粒子はフェネオンさんの傷口に溶け込んでいき、静かに消えていく。やがて粒子がひとつもなくなったところで、恐る恐る手を離してみると。
鮮血は残ったままだ。でも、大きく横にあった傷がどこにもない。――え。
「嘘……」
「嘘ではございません」
フェネオンさんは血まみれの俺の手を恭しく取ると、片膝を突いた。憧れを孕んでいるようななんとも言えない眼差しで、俺を見つめる。
「貴方様が真の聖女様でございます」
「え? でもさっきの女の人は……」
「諸事情ございまして、聖女様をお救いする為にひと芝居打たせていただきました」
「ひと芝居? え、どこからどこまでが……」
目下、俺の脳内は絶賛混乱中だ。お芝居の中でお芝居? でもコンビニがどこに行ったのかは謎のままだし、それにフェネオンさんの傷が治ったのはリアルとしか思えない。

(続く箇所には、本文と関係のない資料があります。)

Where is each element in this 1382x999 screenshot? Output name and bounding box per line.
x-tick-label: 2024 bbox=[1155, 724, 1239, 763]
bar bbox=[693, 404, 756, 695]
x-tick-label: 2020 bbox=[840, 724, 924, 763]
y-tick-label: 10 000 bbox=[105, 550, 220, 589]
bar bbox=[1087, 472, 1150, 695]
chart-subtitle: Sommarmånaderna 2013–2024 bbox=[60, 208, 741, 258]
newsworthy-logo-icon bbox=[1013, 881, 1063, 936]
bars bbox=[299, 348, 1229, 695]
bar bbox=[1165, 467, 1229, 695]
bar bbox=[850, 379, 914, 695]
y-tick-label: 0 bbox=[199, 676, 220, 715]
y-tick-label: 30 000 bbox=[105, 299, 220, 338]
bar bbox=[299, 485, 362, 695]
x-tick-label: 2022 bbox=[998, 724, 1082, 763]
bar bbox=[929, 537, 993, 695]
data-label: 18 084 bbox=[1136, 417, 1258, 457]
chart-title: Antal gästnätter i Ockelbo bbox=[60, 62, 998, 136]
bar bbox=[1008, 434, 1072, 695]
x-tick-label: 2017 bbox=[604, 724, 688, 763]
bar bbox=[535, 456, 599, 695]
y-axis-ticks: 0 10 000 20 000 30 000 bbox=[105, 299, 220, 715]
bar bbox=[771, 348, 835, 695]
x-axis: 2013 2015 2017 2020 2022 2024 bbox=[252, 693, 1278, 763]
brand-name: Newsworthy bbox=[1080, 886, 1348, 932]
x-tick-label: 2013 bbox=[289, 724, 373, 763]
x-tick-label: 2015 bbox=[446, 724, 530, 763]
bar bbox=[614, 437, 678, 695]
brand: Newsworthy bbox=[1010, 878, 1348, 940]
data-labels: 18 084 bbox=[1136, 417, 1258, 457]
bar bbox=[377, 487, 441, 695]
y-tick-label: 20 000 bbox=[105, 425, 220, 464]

「聖女様。私はレオ・フェネオンと申します。どうぞレオと呼び捨て下さいませ」
「はえ?」
「レオと」
「あ、はい、レオ」
あ、フェネオンて名字だったのか。しかしレオねえ。名前からして格好いいな――と思っていたら、血まみれの俺の指先に唇を押し当ててきたじゃないか。はっ!? ちょ、ちょっと何やってんの!?
「我レオ・フェネオン、騎士の名誉に誓い、真の聖女様に揺るぎなき忠誠を捧げる」
「へ」
アニメや映画で見たことがあるようなないような騎士の誓いをされて、あまりの格好よさに固まってしまった。フェネオンさん――もといレオがすっくと立ち上がると、俺の肩を抱き寄せる。
鋭い眼光を周囲に向けた。
「では聖女様、この場は危険です。速やかに離れましょう」
「えっ、でも俺、家に」
「しばしお静かにお願い致します」
耳元でセクシーボイスに囁かれた俺は、思わずこくんと頷いてしまった。
あっ、何頷いてんだよ俺! と思っても、時既に遅し。
レオが身に着けているマントで俺の身を隠すと、「こちらへ」と肩を抱かれたまま、王子と聖女が向かった方向とは真逆に向かっていったのだった。
ああ、辛子マヨネーズ……。
明日より朝6時、夜6時の一日二回投稿していきます!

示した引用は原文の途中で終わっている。